We thank Senegal, on behalf of the Africa Group, for its resolution on efforts to end obstetric fistula.
The United States disassociates from operative paragraphs including 3 and 14(m) because of our concern that the terms “sexual and reproductive health” and “sexual and reproductive health-care services” have accumulated connotations that suggest the promotion of abortion or a right to abortion that are unacceptable to our Administration.
The United States believes that women should have equal access to reproductive health care. We remain committed to the commitments laid out in the Beijing Declaration and Platform for Action and in the ICPD Program of Action. As has been made clear over many years, there was international consensus that these documents do not create new international rights, including any “right” to abortion. The United States fully supports the principle of voluntary choice regarding maternal and child health and family planning. We do not recognize abortion as a method of family planning, nor do we support abortion in our reproductive health assistance. We also note that the United States is the largest bilateral donor of reproductive health and family planning assistance.

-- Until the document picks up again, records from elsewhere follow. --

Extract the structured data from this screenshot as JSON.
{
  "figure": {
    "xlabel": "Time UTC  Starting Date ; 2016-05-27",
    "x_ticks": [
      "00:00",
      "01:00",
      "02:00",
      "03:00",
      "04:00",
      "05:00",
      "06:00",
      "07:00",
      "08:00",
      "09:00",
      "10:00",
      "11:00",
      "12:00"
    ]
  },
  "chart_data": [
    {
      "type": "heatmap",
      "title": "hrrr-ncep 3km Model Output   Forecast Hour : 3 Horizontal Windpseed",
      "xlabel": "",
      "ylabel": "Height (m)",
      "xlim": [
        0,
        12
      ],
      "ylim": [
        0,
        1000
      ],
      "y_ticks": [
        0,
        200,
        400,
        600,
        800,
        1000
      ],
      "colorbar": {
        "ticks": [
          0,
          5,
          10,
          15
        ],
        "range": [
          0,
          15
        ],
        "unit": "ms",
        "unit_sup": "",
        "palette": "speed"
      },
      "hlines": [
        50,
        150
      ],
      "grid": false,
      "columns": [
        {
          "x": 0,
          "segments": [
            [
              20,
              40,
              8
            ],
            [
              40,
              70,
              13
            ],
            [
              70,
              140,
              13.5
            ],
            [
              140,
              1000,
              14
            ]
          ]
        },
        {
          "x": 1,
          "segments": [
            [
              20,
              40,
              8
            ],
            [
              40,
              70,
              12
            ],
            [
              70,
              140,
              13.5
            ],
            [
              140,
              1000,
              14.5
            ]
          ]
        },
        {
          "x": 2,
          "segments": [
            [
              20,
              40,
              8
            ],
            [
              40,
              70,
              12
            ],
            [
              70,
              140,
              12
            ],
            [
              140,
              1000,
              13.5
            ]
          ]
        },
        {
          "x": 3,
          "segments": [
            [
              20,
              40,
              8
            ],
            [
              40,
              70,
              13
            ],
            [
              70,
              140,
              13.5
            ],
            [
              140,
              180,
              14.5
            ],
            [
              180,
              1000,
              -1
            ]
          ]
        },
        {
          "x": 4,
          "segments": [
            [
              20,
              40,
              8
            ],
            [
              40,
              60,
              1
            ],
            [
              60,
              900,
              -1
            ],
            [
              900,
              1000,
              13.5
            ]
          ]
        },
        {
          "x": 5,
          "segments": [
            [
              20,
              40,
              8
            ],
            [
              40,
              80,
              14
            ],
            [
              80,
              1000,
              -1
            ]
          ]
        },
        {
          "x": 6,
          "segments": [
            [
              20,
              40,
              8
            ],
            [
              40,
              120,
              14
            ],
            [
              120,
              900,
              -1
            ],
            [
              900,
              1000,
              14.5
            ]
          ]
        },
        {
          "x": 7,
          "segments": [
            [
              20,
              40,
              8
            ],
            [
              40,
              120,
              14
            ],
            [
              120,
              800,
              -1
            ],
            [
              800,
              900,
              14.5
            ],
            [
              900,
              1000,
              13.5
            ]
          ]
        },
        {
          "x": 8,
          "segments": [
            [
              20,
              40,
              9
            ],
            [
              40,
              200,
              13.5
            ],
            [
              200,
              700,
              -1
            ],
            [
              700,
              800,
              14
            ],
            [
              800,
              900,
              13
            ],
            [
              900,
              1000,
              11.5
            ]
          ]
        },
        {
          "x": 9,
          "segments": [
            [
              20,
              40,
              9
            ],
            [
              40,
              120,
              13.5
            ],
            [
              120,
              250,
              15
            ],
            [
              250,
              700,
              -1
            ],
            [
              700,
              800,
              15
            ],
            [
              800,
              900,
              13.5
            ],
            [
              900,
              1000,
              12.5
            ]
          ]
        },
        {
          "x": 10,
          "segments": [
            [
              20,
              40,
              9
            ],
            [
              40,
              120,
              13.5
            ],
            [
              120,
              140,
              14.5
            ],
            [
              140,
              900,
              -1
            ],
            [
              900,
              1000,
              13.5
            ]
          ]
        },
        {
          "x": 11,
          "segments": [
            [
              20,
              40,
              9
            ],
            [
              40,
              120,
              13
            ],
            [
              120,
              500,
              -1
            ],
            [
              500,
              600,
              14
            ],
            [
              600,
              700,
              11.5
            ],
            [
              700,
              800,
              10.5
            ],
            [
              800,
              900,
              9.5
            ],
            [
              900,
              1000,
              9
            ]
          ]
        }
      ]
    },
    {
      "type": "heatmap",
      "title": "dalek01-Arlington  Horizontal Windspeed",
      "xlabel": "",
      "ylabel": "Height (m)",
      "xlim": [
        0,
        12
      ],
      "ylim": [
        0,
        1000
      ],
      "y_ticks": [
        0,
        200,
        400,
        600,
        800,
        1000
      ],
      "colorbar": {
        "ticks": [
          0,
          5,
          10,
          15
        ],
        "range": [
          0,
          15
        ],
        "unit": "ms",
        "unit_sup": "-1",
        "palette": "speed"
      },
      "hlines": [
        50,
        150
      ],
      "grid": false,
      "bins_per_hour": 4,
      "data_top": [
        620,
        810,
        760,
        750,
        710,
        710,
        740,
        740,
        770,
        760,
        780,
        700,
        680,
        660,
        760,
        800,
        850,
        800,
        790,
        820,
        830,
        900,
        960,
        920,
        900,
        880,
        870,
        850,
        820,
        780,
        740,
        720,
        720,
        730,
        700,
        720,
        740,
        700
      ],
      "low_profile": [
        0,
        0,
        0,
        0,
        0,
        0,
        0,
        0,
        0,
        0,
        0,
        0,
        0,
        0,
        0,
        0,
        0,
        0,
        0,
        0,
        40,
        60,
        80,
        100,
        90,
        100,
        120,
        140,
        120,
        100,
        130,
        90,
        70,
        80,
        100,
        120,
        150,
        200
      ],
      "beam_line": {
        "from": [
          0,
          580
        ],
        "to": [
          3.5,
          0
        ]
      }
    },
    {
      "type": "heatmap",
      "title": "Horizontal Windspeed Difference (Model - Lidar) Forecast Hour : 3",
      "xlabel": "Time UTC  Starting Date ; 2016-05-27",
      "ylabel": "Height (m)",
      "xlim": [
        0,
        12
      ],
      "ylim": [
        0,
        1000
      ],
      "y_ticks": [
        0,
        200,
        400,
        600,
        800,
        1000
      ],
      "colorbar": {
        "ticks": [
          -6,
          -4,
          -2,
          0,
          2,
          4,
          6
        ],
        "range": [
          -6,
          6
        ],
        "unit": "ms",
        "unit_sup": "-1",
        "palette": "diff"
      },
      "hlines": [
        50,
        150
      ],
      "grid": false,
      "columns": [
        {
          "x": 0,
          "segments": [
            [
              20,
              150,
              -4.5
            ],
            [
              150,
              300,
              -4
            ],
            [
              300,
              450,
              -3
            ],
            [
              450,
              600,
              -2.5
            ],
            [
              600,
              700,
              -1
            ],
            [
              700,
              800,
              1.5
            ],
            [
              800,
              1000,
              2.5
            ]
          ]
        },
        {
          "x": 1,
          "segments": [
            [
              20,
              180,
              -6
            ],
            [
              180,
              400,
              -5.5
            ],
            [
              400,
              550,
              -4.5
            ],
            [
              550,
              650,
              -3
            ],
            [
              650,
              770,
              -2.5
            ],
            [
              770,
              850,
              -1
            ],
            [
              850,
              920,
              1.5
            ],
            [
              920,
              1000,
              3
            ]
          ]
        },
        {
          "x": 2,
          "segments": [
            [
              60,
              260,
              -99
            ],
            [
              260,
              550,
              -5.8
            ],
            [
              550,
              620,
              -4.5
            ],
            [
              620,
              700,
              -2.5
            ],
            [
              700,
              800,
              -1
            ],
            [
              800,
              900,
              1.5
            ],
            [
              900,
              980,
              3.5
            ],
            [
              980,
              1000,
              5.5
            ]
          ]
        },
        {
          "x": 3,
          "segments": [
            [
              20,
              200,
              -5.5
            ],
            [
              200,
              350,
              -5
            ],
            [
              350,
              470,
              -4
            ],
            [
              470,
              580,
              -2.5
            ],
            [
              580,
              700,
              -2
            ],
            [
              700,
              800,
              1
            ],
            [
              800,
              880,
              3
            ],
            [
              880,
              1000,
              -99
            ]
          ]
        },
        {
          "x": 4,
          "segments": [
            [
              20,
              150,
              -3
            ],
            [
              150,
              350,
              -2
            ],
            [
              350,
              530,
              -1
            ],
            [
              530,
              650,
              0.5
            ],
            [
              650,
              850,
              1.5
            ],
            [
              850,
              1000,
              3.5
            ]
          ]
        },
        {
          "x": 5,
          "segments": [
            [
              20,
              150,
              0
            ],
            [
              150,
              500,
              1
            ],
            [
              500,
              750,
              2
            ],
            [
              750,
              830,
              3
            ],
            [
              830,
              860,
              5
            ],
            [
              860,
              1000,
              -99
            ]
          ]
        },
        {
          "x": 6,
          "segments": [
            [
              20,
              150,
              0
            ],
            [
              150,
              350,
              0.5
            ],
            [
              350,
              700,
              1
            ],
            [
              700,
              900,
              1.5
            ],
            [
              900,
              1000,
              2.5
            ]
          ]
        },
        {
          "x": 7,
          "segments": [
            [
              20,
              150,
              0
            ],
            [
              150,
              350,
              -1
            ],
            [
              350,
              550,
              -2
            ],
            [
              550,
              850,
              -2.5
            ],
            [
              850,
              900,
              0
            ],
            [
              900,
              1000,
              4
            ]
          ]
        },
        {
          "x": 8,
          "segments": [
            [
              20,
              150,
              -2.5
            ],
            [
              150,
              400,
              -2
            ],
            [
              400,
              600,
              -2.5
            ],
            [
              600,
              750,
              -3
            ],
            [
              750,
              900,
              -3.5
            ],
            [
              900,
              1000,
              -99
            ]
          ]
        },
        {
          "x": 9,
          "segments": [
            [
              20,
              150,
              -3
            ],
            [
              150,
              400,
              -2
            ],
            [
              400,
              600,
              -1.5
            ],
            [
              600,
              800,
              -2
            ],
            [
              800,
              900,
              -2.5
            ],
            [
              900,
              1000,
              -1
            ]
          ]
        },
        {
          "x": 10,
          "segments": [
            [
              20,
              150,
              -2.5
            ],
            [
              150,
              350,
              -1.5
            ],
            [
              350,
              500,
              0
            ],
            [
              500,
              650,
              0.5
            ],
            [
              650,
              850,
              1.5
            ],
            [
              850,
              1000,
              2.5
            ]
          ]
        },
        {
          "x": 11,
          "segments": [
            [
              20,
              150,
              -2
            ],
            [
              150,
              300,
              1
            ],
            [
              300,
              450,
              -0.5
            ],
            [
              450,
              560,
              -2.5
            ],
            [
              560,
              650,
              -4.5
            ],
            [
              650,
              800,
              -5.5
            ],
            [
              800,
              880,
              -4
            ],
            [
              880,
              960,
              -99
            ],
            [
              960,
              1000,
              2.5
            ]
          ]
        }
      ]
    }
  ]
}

The United States understands that any reaffirmation of prior documents applies only to those States that affirmed them initially, and, in the case of international treaties or conventions, only to those States who are party. For the United States, this understanding includes references to the Convention on the Elimination of All Forms of Discrimination Against Women and Convention on the Rights of the Child, to which we are not party.
As the International Covenant on Economic, Social, and Cultural Rights provides, each State Party undertakes to take the steps set out in Article 2(1) “with a view to achieving progressively the full realization of the rights.” We interpret references to the obligations of States as applicable only to the extent they have assumed such obligations, and with respect to States Parties to the Covenant, in light of its Article 2(1). We note that countries have a wide array of policies and actions that may be appropriate in promoting the progressive realization of economic, social, and cultural rights. Therefore, we believe that these resolutions should not try to define the content of those rights. Further, we understand abbreviated references to certain human rights to be shorthand for the accurate terms used in the applicable international treaty, and we maintain our longstanding positions on those rights.
The United States supports the goal of having women and girls receive high quality education. We note however that there is no “right to education of good quality,” as the resolution mentions, and also notes that in the United States, decisions regarding curricular and other education policies, materials, and programs are made as appropriate and consistent with our respective federal, state, or local authorities.
In addition, the resolution refers to an “internationally agreed goal of improving maternal health.” While improving maternal health is an admirable objective that reflects commitments by the international community, there are no international obligations in this regard.